Once, the place had been busier. For centuries, the open sea beyond the bay had been more like a great lake between the two islands where the many tribes of her people dwelt, and across which they had traded, and settled, and married back and forth for many generations. When the mighty Roman Empire had taken over the eastern island—Britain, they had called it—Roman merchants had come to the western island and set up little trading posts along the coast, including the bay, and would sometimes come into the estuary. Once, she knew, Roman troops had even landed and set up a walled camp from which the disciplined Roman legionaries with their bright armour had threatened to take over the western isle as well. But they had not succeeded. They had gone away, and the magical western island had been left in peace. She was proud of that. Proud of the land and people of Eriu who had kept to the ancient ways and never submitted.
And now the mighty Roman Empire was in retreat. Barbarian tribes had breached her borders; the imperial city of Rome itself had been sacked; the legions had left Britain; and the Roman trading posts were deserted.
Some of the more adventurous chieftains on the western island had done well out of these changing times. There had been huge raids on the now defenceless Britain. Gold, silver, slaves—all kinds of goods had come across to enrich the bright halls of Eriu.
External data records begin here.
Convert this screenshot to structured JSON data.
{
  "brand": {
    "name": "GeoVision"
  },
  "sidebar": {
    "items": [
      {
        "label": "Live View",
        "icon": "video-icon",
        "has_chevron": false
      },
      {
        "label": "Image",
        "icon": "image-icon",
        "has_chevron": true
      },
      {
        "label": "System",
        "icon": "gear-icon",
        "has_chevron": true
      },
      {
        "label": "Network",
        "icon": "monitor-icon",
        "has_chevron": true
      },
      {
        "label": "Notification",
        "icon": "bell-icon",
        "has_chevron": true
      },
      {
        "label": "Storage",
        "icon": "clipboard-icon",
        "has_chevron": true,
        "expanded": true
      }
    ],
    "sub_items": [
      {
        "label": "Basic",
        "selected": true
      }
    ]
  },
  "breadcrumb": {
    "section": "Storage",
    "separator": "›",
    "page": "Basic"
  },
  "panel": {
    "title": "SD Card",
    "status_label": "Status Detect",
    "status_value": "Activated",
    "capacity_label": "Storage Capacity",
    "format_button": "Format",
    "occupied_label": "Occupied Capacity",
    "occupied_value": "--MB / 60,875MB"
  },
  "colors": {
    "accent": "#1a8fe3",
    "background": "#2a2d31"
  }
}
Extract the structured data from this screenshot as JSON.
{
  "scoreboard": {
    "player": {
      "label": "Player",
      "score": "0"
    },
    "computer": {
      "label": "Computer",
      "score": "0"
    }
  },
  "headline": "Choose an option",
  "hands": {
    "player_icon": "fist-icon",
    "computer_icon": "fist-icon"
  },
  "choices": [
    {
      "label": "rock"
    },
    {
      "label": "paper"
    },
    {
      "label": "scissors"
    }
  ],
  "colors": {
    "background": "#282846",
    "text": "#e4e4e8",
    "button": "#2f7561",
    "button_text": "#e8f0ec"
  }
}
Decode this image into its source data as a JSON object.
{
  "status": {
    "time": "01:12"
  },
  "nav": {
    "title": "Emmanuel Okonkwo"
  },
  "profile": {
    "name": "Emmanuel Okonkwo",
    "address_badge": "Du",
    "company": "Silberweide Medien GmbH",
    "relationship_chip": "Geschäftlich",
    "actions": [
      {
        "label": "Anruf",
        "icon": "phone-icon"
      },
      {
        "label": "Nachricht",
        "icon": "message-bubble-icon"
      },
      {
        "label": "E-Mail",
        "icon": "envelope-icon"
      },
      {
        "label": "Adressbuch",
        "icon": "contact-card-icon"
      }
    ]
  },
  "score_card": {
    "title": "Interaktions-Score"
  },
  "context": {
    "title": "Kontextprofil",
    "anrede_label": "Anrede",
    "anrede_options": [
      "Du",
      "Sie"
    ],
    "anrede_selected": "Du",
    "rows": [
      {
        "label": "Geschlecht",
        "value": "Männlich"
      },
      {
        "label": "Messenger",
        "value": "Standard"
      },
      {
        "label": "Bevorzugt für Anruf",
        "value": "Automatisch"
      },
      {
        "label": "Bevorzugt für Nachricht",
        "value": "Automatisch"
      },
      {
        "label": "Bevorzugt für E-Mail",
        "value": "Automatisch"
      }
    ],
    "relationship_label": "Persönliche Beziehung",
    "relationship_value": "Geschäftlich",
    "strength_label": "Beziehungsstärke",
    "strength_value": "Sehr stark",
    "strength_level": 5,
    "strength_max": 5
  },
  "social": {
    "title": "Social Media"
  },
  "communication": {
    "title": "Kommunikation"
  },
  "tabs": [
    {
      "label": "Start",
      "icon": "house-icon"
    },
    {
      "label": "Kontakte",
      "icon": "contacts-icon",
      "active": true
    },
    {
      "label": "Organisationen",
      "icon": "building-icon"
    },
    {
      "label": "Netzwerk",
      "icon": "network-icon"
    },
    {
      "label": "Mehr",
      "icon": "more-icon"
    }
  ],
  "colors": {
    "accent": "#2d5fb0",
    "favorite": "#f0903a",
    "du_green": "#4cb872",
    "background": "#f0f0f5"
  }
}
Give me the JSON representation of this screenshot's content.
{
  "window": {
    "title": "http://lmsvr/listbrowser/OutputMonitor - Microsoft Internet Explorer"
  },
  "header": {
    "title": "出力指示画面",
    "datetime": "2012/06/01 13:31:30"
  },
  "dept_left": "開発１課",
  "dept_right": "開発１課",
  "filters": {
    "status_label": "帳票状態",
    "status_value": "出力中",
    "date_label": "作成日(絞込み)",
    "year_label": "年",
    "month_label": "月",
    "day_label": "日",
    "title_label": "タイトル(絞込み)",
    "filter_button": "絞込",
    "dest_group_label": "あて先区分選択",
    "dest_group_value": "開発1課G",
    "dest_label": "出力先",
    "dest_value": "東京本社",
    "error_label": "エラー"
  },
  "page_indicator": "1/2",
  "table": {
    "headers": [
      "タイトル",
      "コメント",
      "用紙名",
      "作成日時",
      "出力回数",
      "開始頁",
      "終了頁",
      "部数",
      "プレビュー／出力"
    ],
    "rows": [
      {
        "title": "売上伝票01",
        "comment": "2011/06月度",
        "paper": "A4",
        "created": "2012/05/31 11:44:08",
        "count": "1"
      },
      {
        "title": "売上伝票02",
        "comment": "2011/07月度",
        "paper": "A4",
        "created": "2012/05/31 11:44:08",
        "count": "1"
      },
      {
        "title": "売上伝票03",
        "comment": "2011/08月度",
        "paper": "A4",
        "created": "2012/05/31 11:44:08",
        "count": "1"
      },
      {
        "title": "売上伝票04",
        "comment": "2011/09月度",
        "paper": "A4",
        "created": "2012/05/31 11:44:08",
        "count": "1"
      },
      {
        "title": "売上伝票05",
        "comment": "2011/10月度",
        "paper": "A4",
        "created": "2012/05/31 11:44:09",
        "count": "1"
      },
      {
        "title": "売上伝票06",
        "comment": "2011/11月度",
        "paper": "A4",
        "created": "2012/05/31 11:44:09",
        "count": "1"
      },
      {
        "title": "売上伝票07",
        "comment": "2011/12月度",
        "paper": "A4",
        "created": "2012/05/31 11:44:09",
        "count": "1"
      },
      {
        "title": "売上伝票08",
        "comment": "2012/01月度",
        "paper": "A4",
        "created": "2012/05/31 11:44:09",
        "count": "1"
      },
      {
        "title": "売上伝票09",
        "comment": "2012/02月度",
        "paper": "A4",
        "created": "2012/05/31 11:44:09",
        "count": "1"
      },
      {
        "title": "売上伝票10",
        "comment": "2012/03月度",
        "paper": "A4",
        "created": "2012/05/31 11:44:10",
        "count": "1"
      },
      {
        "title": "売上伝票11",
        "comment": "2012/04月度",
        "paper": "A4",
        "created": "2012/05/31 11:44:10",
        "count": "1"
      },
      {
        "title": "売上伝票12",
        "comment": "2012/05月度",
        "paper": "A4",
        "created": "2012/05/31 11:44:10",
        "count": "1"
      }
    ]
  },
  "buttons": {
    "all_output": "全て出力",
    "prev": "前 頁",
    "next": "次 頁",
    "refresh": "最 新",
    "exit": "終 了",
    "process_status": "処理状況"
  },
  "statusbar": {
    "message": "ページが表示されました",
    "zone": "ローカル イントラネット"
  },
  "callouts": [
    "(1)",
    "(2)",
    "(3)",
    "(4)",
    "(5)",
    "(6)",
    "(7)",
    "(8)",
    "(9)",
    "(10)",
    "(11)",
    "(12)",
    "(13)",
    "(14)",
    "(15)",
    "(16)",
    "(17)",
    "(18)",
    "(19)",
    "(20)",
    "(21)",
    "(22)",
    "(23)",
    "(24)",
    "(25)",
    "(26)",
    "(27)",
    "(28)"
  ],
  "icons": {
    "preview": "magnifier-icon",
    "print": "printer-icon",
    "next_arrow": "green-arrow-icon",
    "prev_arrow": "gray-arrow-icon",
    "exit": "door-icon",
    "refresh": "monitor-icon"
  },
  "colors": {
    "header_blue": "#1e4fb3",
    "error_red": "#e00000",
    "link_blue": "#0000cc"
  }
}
But these expeditions went out from harbours farther up the coast. Though merchants still ventured from time to time into the Liffey estuary, the place was hardly busy.
The house of Fergus, son of Fergus, consisted of a collection of huts and stores—some thatched, some roofed with turf—in a circular enclosure on the rise above the pool, surrounded by an earth wall and fence. This ring fort, to give the little earthwork its technical name, was one of a number starting to appear on the island. In the local Celtic tongue it was called a rath. In essentials, the rath of Fergus was a larger version of the simple farmstead—a dwelling house and four animal sheds—to be found all over the more fertile parts of the island. There was a small piggery, a cattle pen, a grain store, a handsome hall, and a smaller secondary dwelling house. Most of these were circular, with strong wattle walls.